You’ll find a wide range of computers, from as-is/stripped laptops to fully configured servers, workstations, desktops, printers, and network gear. The enormous as-is space in the back has a steady stream of controller cards, components, network gear, power supplies, phones, old drives, and more.
– Halted Supply Company / HSC (Santa Clara)
Open Monday through Saturday
Halted recently moved an intersection south along Central Expressway, with pretty much the same offerings but a slightly cleaner and more comfortable environment.
They’re still focused on components and radio gear (receivers and amateur radio), but you’ll find a supply of compute and networking gear as well as a huge variety of cables and connectors.

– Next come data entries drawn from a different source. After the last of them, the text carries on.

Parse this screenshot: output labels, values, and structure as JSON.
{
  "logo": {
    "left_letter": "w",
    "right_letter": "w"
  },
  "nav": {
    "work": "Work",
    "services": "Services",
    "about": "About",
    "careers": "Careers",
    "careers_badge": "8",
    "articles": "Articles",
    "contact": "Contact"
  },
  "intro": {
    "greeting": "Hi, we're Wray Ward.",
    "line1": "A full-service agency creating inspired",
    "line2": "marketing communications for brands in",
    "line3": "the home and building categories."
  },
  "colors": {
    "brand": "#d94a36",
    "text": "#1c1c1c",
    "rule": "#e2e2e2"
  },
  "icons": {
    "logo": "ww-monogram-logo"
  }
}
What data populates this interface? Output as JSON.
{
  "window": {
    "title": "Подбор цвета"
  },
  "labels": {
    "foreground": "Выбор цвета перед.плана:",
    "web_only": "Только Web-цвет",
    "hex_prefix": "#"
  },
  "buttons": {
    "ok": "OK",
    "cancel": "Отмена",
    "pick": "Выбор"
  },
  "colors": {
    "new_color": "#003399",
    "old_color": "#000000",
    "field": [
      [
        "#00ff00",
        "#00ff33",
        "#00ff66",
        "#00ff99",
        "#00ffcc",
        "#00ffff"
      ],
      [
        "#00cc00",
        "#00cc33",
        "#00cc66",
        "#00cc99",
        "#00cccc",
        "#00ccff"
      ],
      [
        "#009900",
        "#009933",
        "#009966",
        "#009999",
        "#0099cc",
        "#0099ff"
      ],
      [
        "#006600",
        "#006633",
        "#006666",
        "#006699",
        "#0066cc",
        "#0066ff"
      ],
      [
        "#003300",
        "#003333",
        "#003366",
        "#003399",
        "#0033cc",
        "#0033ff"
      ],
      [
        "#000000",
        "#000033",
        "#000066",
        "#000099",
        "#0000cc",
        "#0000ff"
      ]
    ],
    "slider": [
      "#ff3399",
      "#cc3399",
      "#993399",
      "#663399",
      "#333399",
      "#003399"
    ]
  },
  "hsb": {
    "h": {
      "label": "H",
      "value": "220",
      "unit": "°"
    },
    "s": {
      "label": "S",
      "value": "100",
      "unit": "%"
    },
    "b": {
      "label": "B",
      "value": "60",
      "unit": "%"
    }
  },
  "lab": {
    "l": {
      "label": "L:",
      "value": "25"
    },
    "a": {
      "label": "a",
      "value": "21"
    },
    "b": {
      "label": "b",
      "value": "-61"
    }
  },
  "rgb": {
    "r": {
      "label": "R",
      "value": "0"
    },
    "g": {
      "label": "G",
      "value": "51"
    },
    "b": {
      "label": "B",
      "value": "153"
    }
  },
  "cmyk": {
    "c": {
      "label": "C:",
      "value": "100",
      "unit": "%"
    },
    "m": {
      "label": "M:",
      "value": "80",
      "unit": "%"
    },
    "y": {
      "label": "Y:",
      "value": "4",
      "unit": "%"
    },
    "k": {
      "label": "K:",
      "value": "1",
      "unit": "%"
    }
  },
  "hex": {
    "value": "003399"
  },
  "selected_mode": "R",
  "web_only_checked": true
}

Note that Halted’s owners for the past 40 years have announced their intention to retire and sell the store. As of April 2018, they are still open and doing business, although they have fewer employees now.
– Excess Solutions (San Jose)
Open Monday through Saturday (closes early on Saturday, closed holiday weekends)

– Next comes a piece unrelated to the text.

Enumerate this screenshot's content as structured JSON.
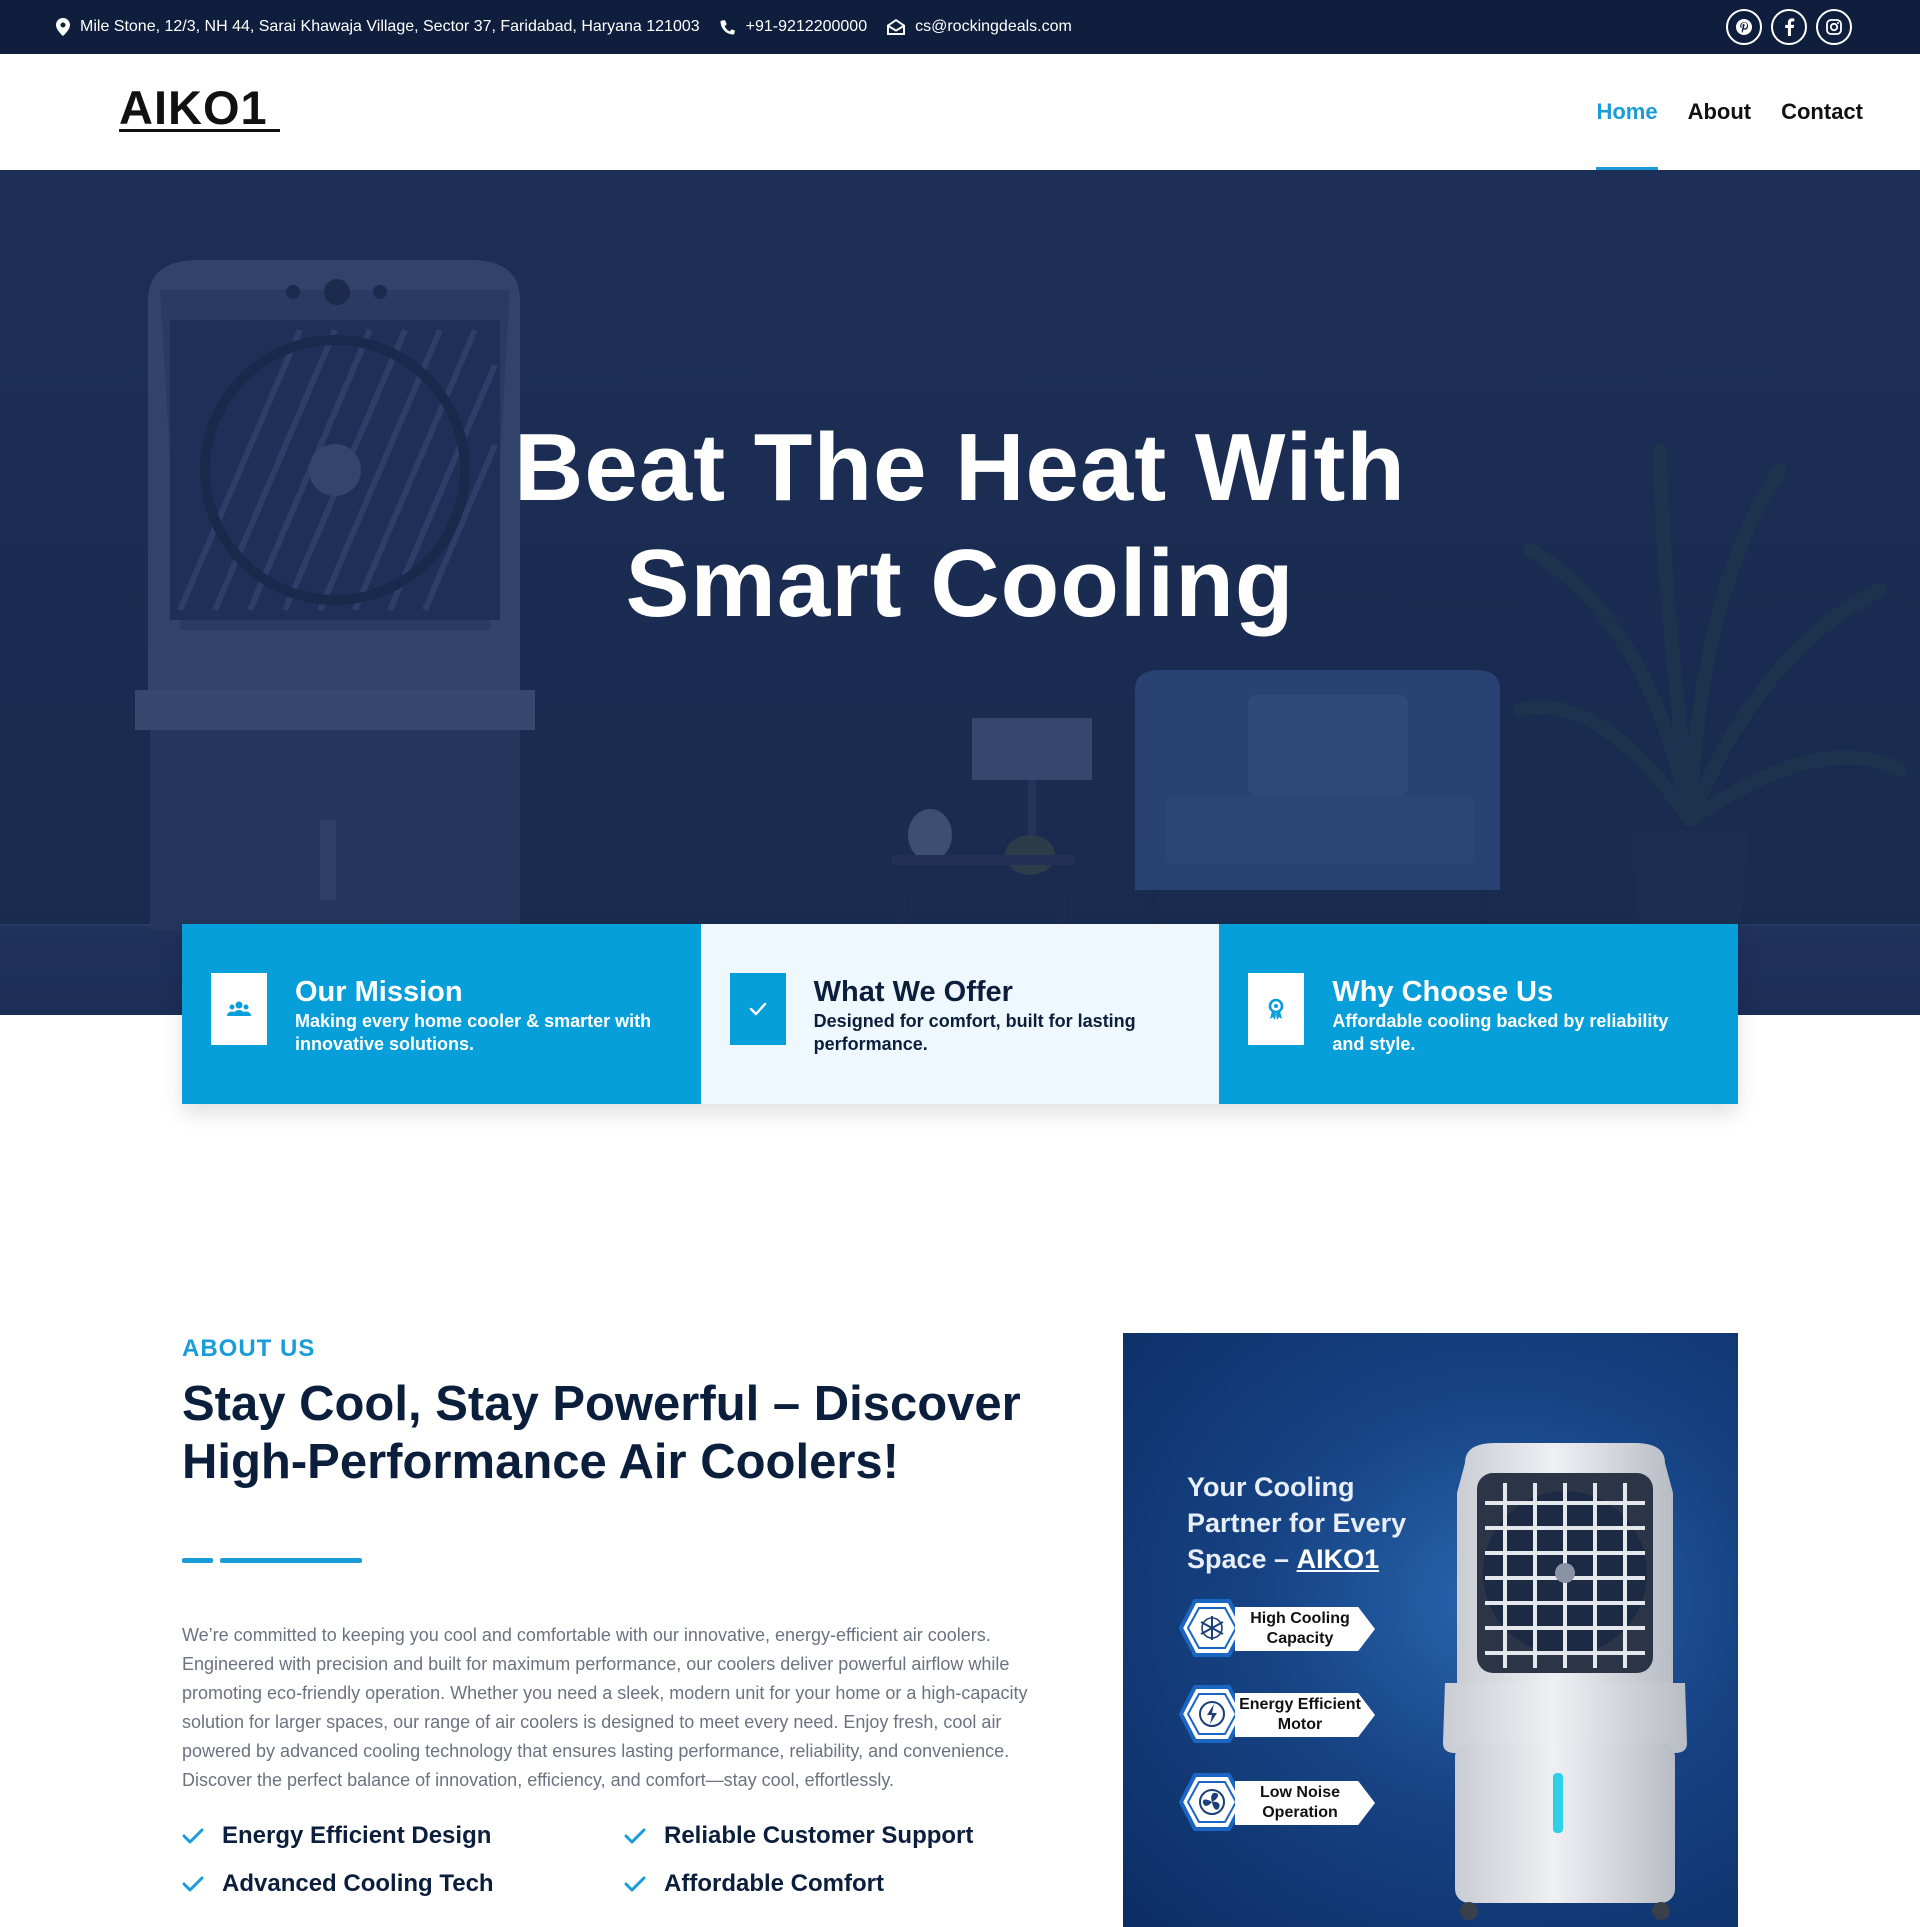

Excess Solutions moved from Milpitas a few years ago with an eclectic variety of office furniture, e-cycled electronics and computers, and a selection of ageless ground coffee to boot. For the last year or so, they’ve had a 50% off sale on the entire store (although some things like the touchscreen computers and new stock speakers and light bulbs are “already 50% off”).
There’s a wide range of cables, power adapters, and 42U racks, and the occasional dentist chair or home gym. A few months ago they had an Illy espresso stand–all the chrome and glass you’d need to set up a coffee shop in a mall or an airport.
These are not advertisements, and the companies and venues discussed have not reviewed or endorsed this site. It’s just based on my personal experience, and those of believable people I’ve met. I welcome news of other in-person electronics stores like these; with WeirdStuff gone and Halted possibly going away, we need more places to shop for this sort of stuff.